I recently reviewed Patrick Keefe’s new book Chatter .... I won’t describe that book here, but I did post a critical review of it elsewhere. The book did make me think about the term and how it has come to be used to describe the activity of terror groups. How do we think about the changes in such signal intelligence over time, determine when changes are significant, and consider the causal effects that influence the changes?
Security agencies think about chatter in terms of terror level and how we should react, but many other industries are starting to have access to data streams that can be analyzed in terms of signals and their changes over time. Point-of-sale data sources, call centers, increasing use of sensors, video-image analysis and RFID tagging are producing an avalanche of rich data sources, which can be studied in real time. Even the notion of ‘real-time’ has started to evolve. Where in the past analysis of commercial data may have been performed monthly or quarterly, now transactions can be tapped into to provide data directly from the cash register or RFID scanner to use much smaller time slices.

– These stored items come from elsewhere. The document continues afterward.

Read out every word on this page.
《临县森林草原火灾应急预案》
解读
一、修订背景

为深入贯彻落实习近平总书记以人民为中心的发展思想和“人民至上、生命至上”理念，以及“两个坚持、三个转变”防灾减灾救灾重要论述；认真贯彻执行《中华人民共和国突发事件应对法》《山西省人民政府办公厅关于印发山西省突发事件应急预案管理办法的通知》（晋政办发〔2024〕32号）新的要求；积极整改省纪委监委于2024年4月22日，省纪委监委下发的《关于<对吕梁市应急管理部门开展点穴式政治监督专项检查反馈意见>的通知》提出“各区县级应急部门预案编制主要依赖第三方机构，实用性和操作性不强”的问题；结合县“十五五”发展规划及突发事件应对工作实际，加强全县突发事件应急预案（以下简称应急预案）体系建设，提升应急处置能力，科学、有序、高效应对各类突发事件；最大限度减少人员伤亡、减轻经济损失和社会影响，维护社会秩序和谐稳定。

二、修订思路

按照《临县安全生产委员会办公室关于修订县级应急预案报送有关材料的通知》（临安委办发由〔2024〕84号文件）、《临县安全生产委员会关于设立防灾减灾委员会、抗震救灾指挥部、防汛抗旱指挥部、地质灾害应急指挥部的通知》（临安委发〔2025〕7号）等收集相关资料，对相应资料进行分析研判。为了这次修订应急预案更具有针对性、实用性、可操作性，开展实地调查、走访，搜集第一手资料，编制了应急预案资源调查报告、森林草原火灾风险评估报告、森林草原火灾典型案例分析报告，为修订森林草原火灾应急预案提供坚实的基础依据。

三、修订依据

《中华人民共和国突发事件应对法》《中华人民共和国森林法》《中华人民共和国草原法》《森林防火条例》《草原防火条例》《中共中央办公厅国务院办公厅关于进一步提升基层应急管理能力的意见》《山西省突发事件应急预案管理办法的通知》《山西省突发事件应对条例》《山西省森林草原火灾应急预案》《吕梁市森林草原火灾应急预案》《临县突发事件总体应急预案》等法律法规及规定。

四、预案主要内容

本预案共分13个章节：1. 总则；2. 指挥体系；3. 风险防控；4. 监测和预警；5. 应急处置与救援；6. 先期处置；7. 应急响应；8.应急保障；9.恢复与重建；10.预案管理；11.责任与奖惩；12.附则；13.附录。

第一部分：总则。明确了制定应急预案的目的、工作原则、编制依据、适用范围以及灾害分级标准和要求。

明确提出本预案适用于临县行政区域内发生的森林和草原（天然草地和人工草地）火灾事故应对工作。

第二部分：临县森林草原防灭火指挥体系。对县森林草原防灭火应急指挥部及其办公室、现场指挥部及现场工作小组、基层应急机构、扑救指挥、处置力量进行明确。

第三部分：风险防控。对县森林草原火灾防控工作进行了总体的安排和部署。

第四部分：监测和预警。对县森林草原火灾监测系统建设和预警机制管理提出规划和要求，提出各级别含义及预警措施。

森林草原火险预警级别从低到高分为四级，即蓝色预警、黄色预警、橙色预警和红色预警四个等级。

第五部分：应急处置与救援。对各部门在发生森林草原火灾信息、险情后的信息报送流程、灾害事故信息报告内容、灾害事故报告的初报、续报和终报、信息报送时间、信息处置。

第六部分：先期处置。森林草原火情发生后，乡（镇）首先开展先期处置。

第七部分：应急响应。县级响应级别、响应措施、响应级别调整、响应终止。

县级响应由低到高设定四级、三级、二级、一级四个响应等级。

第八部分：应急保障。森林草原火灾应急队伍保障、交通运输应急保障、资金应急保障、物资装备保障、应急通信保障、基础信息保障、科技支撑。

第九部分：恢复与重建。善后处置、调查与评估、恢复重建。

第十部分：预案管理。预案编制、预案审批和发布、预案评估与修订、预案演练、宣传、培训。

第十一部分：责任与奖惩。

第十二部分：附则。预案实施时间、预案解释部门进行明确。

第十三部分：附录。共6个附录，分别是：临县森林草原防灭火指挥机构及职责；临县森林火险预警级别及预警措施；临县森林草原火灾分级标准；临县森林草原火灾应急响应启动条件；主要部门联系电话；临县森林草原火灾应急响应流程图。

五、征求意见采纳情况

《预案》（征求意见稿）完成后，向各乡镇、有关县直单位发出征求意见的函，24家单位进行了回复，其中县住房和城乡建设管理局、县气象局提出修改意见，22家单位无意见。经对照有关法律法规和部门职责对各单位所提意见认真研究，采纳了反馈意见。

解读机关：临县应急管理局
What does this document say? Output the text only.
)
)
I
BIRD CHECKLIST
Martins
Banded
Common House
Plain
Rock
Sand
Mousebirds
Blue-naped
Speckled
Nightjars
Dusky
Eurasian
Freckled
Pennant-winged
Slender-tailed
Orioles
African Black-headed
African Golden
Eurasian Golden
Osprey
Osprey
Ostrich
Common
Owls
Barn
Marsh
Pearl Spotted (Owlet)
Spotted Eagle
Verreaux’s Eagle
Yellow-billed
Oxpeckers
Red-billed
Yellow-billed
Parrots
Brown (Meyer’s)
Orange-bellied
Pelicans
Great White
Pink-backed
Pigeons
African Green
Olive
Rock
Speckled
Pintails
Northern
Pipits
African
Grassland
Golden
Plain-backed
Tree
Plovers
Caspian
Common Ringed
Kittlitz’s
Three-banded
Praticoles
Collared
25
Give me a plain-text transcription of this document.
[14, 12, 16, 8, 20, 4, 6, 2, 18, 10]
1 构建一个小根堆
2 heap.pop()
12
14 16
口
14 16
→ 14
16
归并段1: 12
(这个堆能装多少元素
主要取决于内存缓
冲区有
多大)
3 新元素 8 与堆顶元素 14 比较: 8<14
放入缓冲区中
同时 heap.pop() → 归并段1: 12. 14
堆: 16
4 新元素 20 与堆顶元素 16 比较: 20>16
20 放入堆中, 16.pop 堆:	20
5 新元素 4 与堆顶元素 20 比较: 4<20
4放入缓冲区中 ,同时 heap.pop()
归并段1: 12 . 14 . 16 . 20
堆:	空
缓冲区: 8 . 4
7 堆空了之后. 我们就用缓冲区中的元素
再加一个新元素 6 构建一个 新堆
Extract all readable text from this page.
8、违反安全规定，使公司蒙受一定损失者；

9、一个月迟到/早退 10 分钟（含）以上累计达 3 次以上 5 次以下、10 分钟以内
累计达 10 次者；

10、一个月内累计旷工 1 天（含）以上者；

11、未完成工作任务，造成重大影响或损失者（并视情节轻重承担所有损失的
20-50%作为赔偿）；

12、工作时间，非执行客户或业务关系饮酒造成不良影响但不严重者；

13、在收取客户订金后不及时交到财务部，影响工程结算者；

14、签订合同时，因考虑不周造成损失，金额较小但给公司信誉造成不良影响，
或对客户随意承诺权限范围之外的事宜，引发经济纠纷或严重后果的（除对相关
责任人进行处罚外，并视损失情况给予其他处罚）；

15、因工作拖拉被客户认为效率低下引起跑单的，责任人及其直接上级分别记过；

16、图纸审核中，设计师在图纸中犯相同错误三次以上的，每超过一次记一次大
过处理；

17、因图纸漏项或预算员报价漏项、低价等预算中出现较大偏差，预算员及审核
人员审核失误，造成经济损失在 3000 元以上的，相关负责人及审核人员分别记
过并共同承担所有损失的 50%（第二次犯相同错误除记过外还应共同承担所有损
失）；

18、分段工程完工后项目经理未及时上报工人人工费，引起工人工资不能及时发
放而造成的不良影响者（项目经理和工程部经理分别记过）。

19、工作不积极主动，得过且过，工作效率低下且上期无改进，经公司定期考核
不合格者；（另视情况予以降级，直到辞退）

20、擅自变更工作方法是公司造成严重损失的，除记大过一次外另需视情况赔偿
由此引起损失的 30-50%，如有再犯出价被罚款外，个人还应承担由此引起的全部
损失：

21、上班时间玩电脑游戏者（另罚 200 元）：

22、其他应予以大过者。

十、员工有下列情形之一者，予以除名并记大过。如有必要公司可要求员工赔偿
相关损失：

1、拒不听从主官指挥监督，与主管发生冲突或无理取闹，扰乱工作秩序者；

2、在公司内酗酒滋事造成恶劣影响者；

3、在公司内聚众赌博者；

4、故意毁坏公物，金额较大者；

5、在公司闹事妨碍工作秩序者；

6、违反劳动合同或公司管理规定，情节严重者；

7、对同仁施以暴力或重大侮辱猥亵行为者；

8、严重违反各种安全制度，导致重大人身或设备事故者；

So how do we know when an observed measure has changed? In the 1920’s Walter Shewhart of Bell Telephone Labs developed the Control Chart, a statistical means of observing such streams and determining the significance of changes. Later Deming was to lionize them for understanding the operation of processes. These methods are starting to re-emerge as a means for understanding data streams. These are powerful techniques, but also rely on statistical assumptions that may not hold for new forms of data.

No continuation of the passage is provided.